Y durante la Era el doctor Balaguer consagró su tiempo y su talento para hacer todo cuanto el régimen de Trujillo necesitaba y reclamó de él. Fue un servidor fiel del sátrapa, un adulador de su pensamiento y de sus obras, un componedor para enderezar los extravíos más alarmantes y aberrantes de la dictadura.
Quizás en el futuro conozcamos de sus intervenciones a favor de disidentes, perseguidos, prisioneros y torturados, pero hasta ahora no se sabe que él fuera, precisamente, un preocupado o un mediador para salvar vidas de opositores al dictador de San Cristóbal.
Como buen amante del poder y creyéndose libre de los pecados de la dictadura, el doctor Balaguer intentó dirigir el proceso de transición del trujillismo hacia la democracia. La nueva realidad política y social del país se lo impidió, pero en su exilio nunca dejó de maniobrar para regresar. La vocación de caudillo predestinado nunca le abandonó.
Cuando retornó al poder aupado por el omnipresente poder norteamericano, en 1966, retomó los mecanismos de poder con los cuales se había socializado durante la larga era de Trujillo. También regresaron con él, para ocupar posiciones de mando, conocidas figuras del trujillato, verdaderos hombres de capa y espada.
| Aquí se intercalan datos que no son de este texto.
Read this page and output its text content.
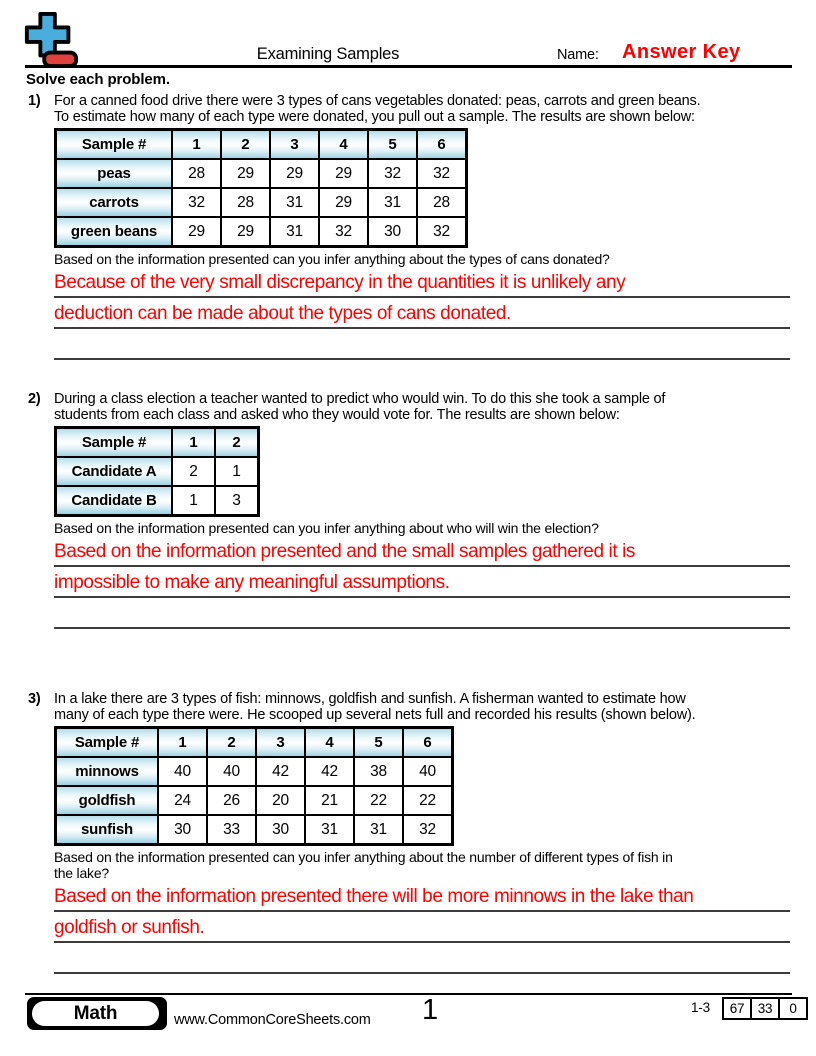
Examining Samples	Name: Answer Key
Solve each problem.
1) For a canned food drive there were 3 types of cans vegetables donated: peas, carrots and green beans.
To estimate how many of each type were donated, you pull out a sample. The results are shown below:
Sample #	1	2	3	4	5	6
peas	28	29	29	29	32	32
carrots	32	28	31	29	31	28
green beans	29	29	31	32	30	32
Based on the information presented can you infer anything about the types of cans donated?
Because of the very small discrepancy in the quantities it is unlikely any
deduction can be made about the types of cans donated.
2) During a class election a teacher wanted to predict who would win. To do this she took a sample of
students from each class and asked who they would vote for. The results are shown below:
Sample #	1	2
Candidate A	2	1
Candidate B	1	3
Based on the information presented can you infer anything about who will win the election?
Based on the information presented and the small samples gathered it is
impossible to make any meaningful assumptions.
3) In a lake there are 3 types of fish: minnows, goldfish and sunfish. A fisherman wanted to estimate how
many of each type there were. He scooped up several nets full and recorded his results (shown below).
Sample #	1	2	3	4	5	6
minnows	40	40	42	42	38	40
goldfish	24	26	20	21	22	22
sunfish	30	33	30	31	31	32
Based on the information presented can you infer anything about the number of different types of fish in
the lake?
Based on the information presented there will be more minnows in the lake than
goldfish or sunfish.
Math	www.CommonCoreSheets.com	1	1-3	67 33	0
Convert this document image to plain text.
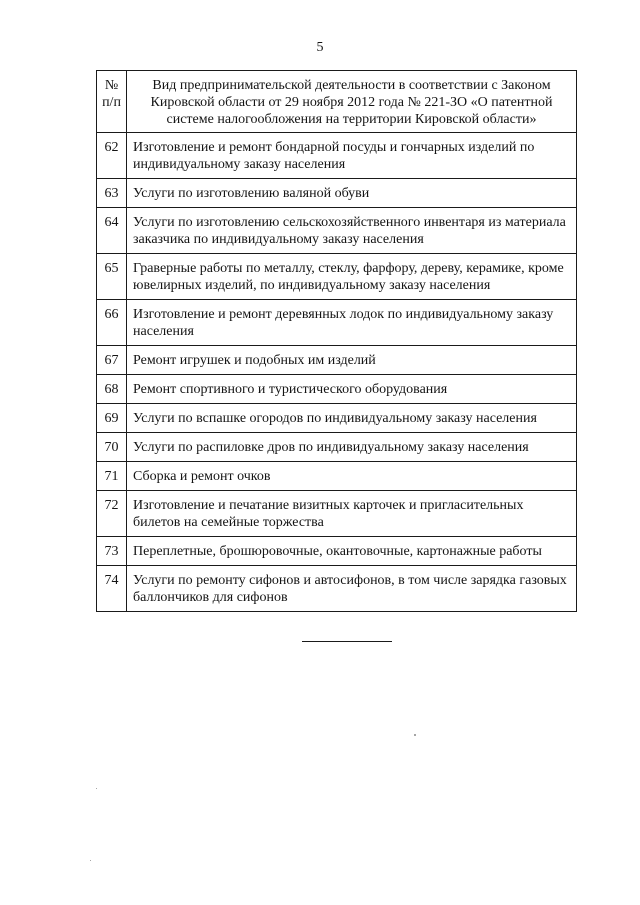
5
№ п/п	Вид предпринимательской деятельности в соответствии с Законом Кировской области от 29 ноября 2012 года № 221-ЗО «О патентной системе налогообложения на территории Кировской области»
62	Изготовление и ремонт бондарной посуды и гончарных изделий по индивидуальному заказу населения
63	Услуги по изготовлению валяной обуви
64	Услуги по изготовлению сельскохозяйственного инвентаря из материала заказчика по индивидуальному заказу населения
65	Граверные работы по металлу, стеклу, фарфору, дереву, керамике, кроме ювелирных изделий, по индивидуальному заказу населения
66	Изготовление и ремонт деревянных лодок по индивидуальному заказу населения
67	Ремонт игрушек и подобных им изделий
68	Ремонт спортивного и туристического оборудования
69	Услуги по вспашке огородов по индивидуальному заказу населения
70	Услуги по распиловке дров по индивидуальному заказу населения
71	Сборка и ремонт очков
72	Изготовление и печатание визитных карточек и пригласительных билетов на семейные торжества
73	Переплетные, брошюровочные, окантовочные, картонажные работы
74	Услуги по ремонту сифонов и автосифонов, в том числе зарядка газовых баллончиков для сифонов
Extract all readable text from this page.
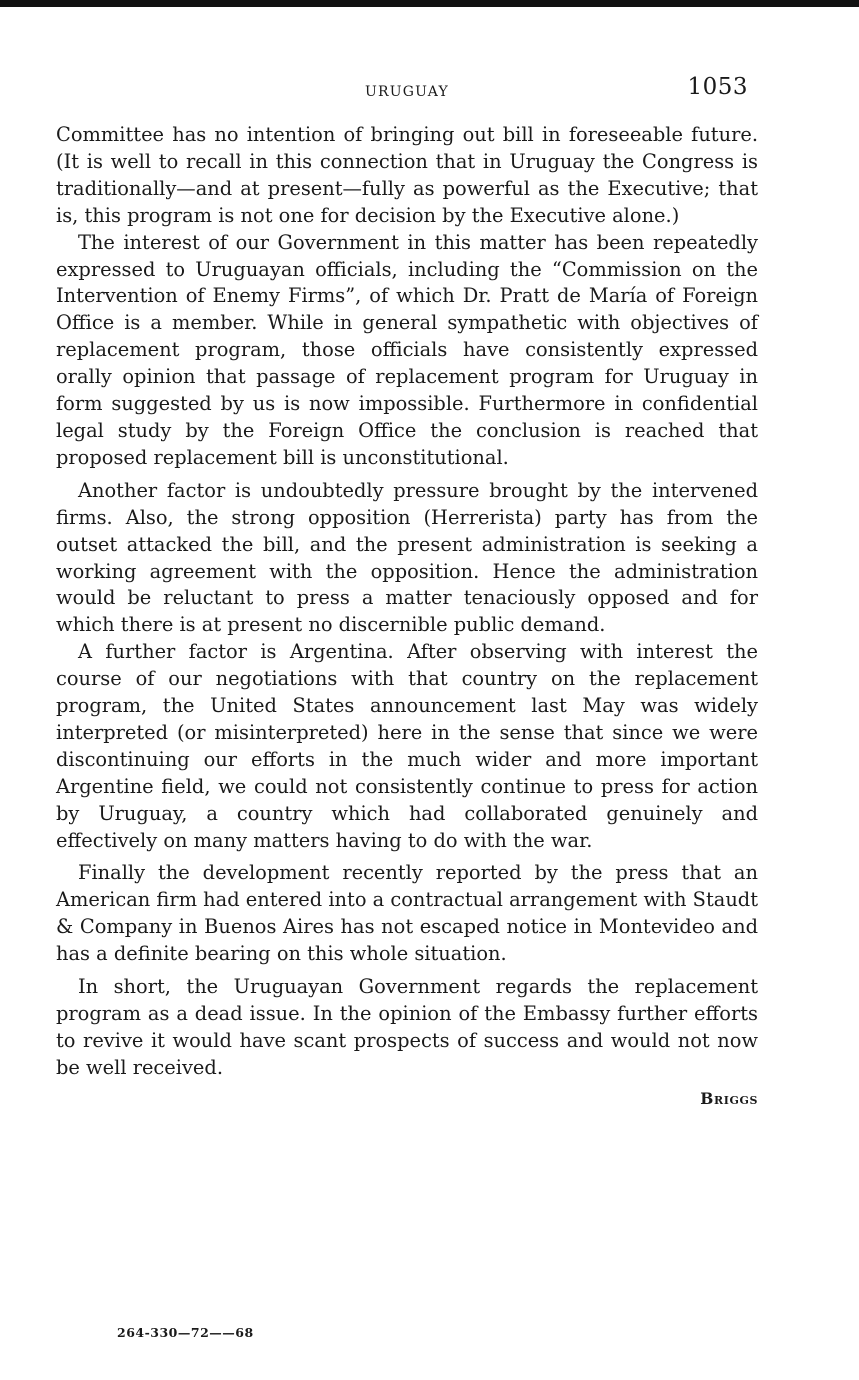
URUGUAY	1053

Committee has no intention of bringing out bill in foreseeable future. (It is well to recall in this connection that in Uruguay the Congress is traditionally—and at present—fully as powerful as the Executive; that is, this program is not one for decision by the Executive alone.)

The interest of our Government in this matter has been repeatedly expressed to Uruguayan officials, including the “Commission on the Intervention of Enemy Firms”, of which Dr. Pratt de María of Foreign Office is a member. While in general sympathetic with objectives of replacement program, those officials have consistently expressed orally opinion that passage of replacement program for Uruguay in form suggested by us is now impossible. Furthermore in confidential legal study by the Foreign Office the conclusion is reached that proposed replacement bill is unconstitutional.

Another factor is undoubtedly pressure brought by the intervened firms. Also, the strong opposition (Herrerista) party has from the outset attacked the bill, and the present administration is seeking a working agreement with the opposition. Hence the administration would be reluctant to press a matter tenaciously opposed and for which there is at present no discernible public demand.

A further factor is Argentina. After observing with interest the course of our negotiations with that country on the replacement program, the United States announcement last May was widely interpreted (or misinterpreted) here in the sense that since we were discontinuing our efforts in the much wider and more important Argentine field, we could not consistently continue to press for action by Uruguay, a country which had collaborated genuinely and effectively on many matters having to do with the war.

Finally the development recently reported by the press that an American firm had entered into a contractual arrangement with Staudt & Company in Buenos Aires has not escaped notice in Montevideo and has a definite bearing on this whole situation.

In short, the Uruguayan Government regards the replacement program as a dead issue. In the opinion of the Embassy further efforts to revive it would have scant prospects of success and would not now be well received.

Briggs
264-330—72——68
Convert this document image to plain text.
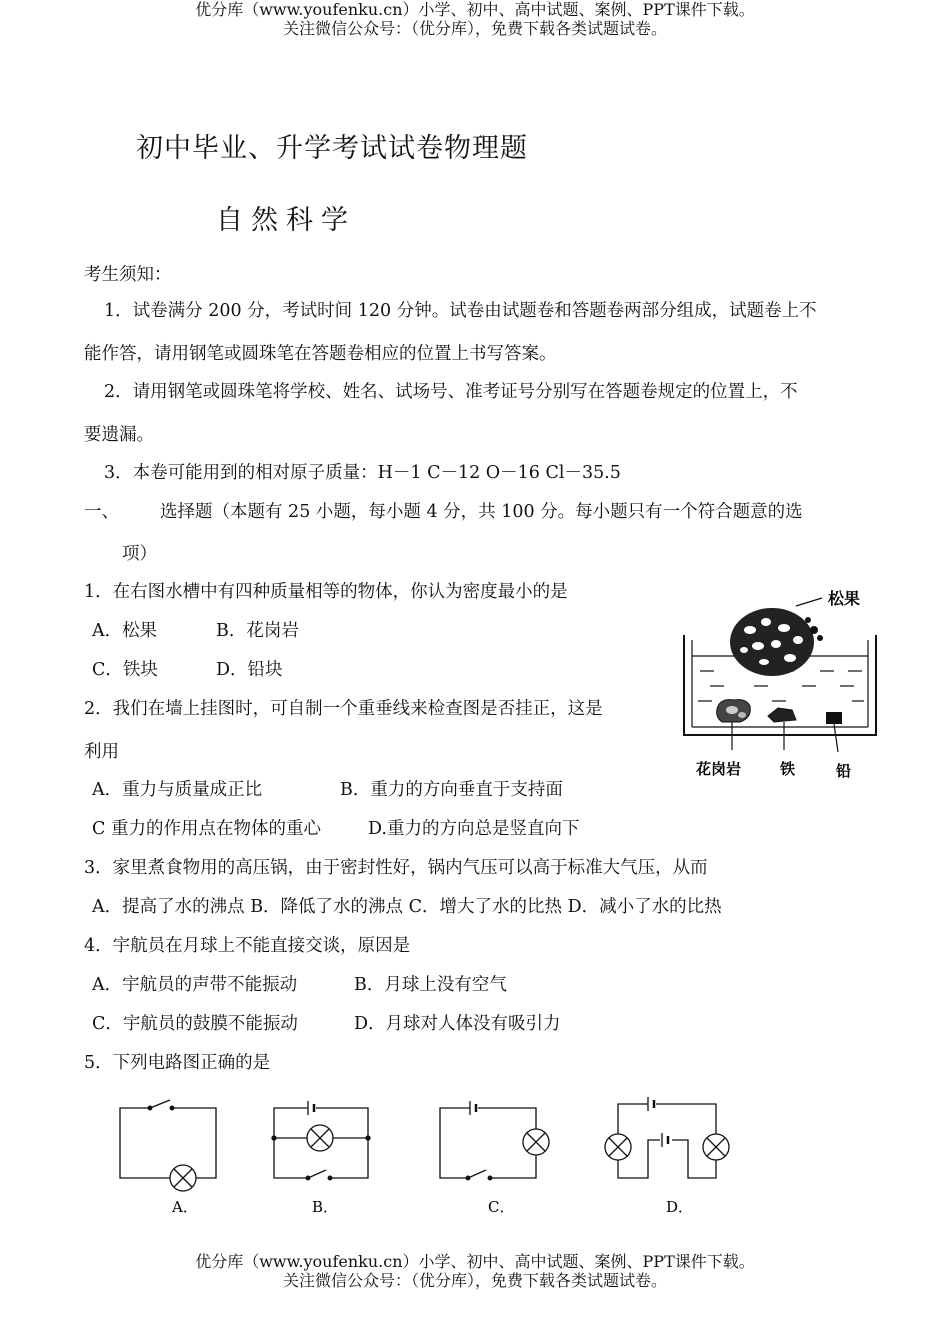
优分库（www.youfenku.cn）小学、初中、高中试题、案例、PPT课件下载。
关注微信公众号：（优分库），免费下载各类试题试卷。
初中毕业、升学考试试卷物理题
自然科学
考生须知：
1．试卷满分 200 分，考试时间 120 分钟。试卷由试题卷和答题卷两部分组成，试题卷上不
能作答，请用钢笔或圆珠笔在答题卷相应的位置上书写答案。
2．请用钢笔或圆珠笔将学校、姓名、试场号、准考证号分别写在答题卷规定的位置上，不
要遗漏。
3．本卷可能用到的相对原子质量：H－1 C－12 O－16 Cl－35.5
一、 选择题（本题有 25 小题，每小题 4 分，共 100 分。每小题只有一个符合题意的选
项）
1．在右图水槽中有四种质量相等的物体，你认为密度最小的是
A．松果	B．花岗岩
C．铁块	D．铅块
2．我们在墙上挂图时，可自制一个重垂线来检查图是否挂正，这是
利用
A．重力与质量成正比	B．重力的方向垂直于支持面
C 重力的作用点在物体的重心	D.重力的方向总是竖直向下
3．家里煮食物用的高压锅，由于密封性好，锅内气压可以高于标准大气压，从而
A．提高了水的沸点 B．降低了水的沸点 C．增大了水的比热 D．减小了水的比热
4．宇航员在月球上不能直接交谈，原因是
A．宇航员的声带不能振动	B．月球上没有空气
C．宇航员的鼓膜不能振动	D．月球对人体没有吸引力
5．下列电路图正确的是
松果
花岗岩	铁	铅
A．	B．	C．	D．
优分库（www.youfenku.cn）小学、初中、高中试题、案例、PPT课件下载。
关注微信公众号：（优分库），免费下载各类试题试卷。
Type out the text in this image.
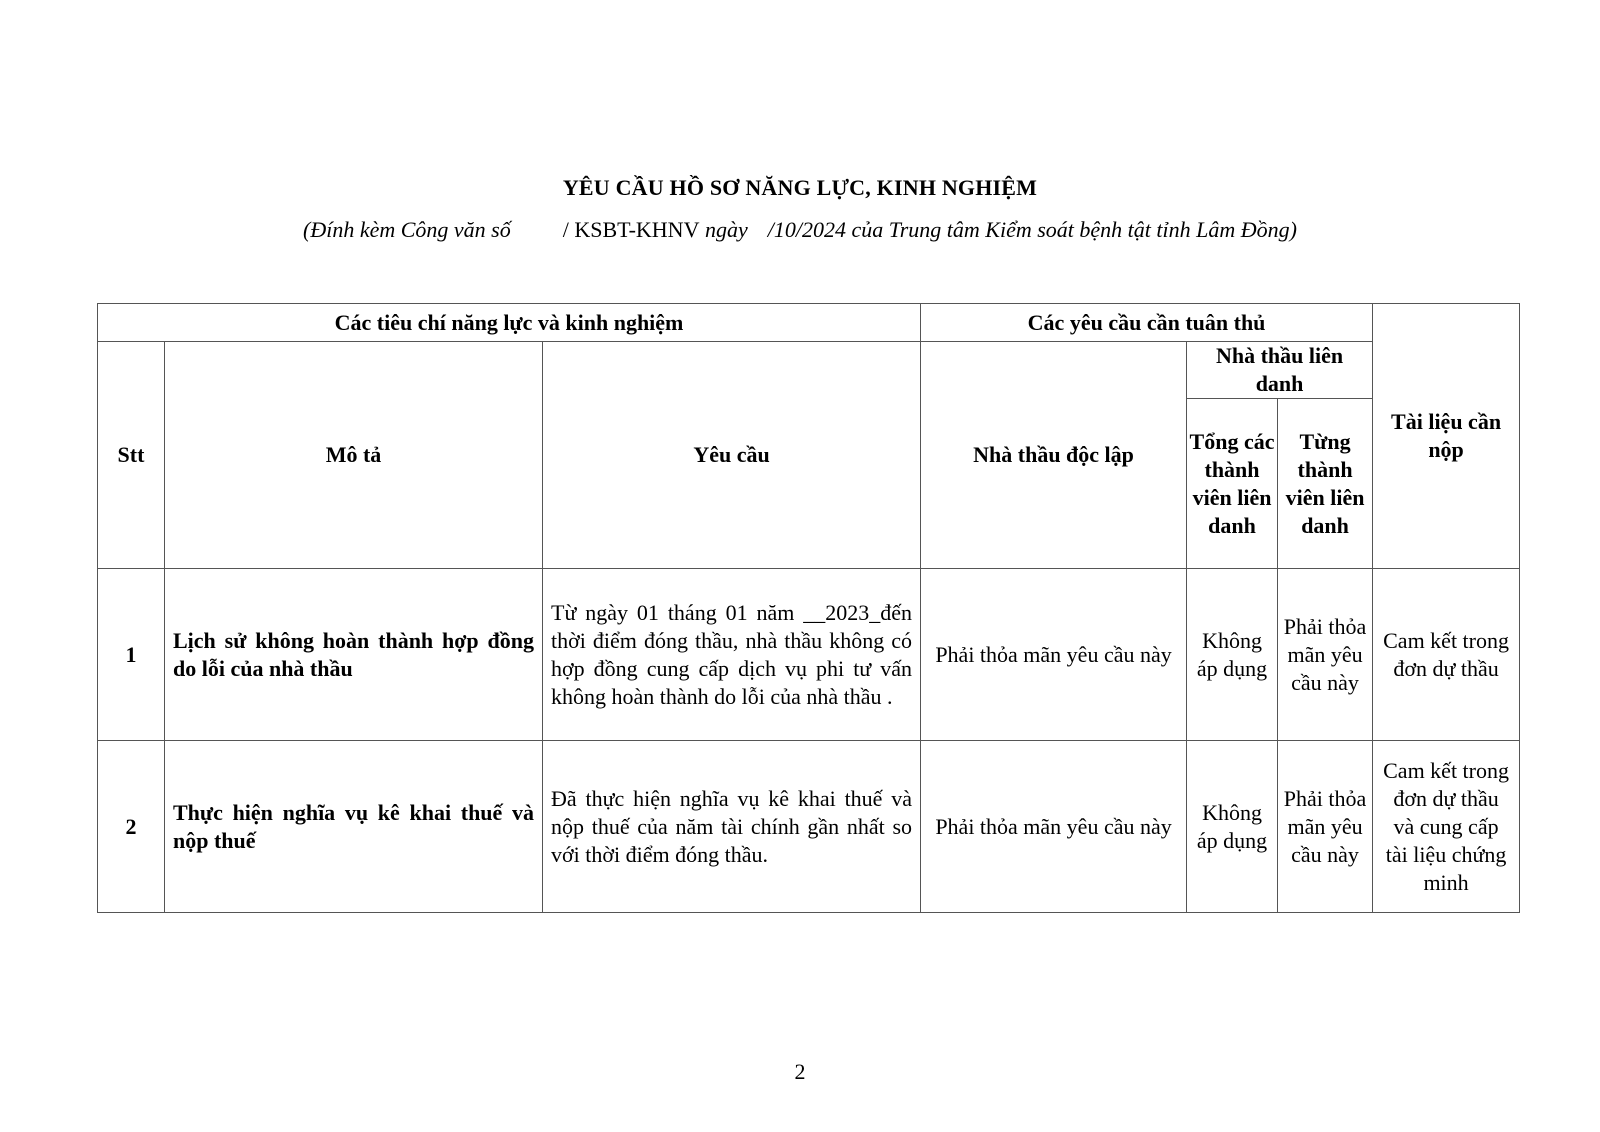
YÊU CẦU HỒ SƠ NĂNG LỰC, KINH NGHIỆM
(Đính kèm Công văn số / KSBT-KHNV ngày /10/2024 của Trung tâm Kiểm soát bệnh tật tỉnh Lâm Đồng)
Các tiêu chí năng lực và kinh nghiệm			Các yêu cầu cần tuân thủ			Tài liệu cần nộp
Stt	Mô tả	Yêu cầu	Nhà thầu độc lập	Nhà thầu liên danh		
				Tổng các thành viên liên danh	Từng thành viên liên danh	
1	Lịch sử không hoàn thành hợp đồng do lỗi của nhà thầu	Từ ngày 01 tháng 01 năm __2023_đến thời điểm đóng thầu, nhà thầu không có hợp đồng cung cấp dịch vụ phi tư vấn không hoàn thành do lỗi của nhà thầu .	Phải thỏa mãn yêu cầu này	Không áp dụng	Phải thỏa mãn yêu cầu này	Cam kết trong đơn dự thầu
2	Thực hiện nghĩa vụ kê khai thuế và nộp thuế	Đã thực hiện nghĩa vụ kê khai thuế và nộp thuế của năm tài chính gần nhất so với thời điểm đóng thầu.	Phải thỏa mãn yêu cầu này	Không áp dụng	Phải thỏa mãn yêu cầu này	Cam kết trong đơn dự thầu và cung cấp tài liệu chứng minh
2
Balaguer volvió, en este período, a dejarse llevar por las olas de las circunstancias. Así gobernó a sus anchas, de manera cómoda, sin mayores esfuerzos y sin mayores escrúpulos democráticos. Anclado en el hecho cierto de que el país salía de una guerra civil, dividido y armado, permitió que las fuerzas y los intereses políticos de los Estados Unidos propiciaran una verdadera purga de jóvenes revolucionarios.
Otra vez la sangre corrió, literalmente, por todo el país. Sangre juvenil, sangre de soñadores que vivían ilusionados con una nación abierta, plural, democrática y próspera. Al doctor Balaguer le bastaba reducir toda esta tragedia a una expresión vacía de contenido: los incontrolables.
Como ocurrió entre 1930 y en 1961 y luego en 1965, cientos de jóvenes se lanzaron a la lucha contra los vestigios del trujillismo, contra los valores de una cultura política que obstaculizaba el establecimiento de un régimen democrático. El doctor Balaguer nunca fue capaz de comprender el sentido de esta lucha. Tampoco pareció interesado en comprenderla. A él le bastaba refugiarse en una vieja antropología del dominicano según la cual este es díscolo y violento por naturaleza, y condenado, por mezclas raciales, al desorden y al caos.
En conclusión, el legado de un gobernante como el doctor Balaguer no puede ser, por dilatada que haya sido su presencia en la orientación y la dirección del país, prototipo y modelo para estos tiempos. Tampoco es posible su canonización política.
El país reclama, por el contrario, una socialización en democracia y la construcción de un proyecto de nación cimentado en una lectura correcta de las realidades del país. Para llevar a cabo ambas tareas deben buscarse modelos y prototipos genuinamente democráticos.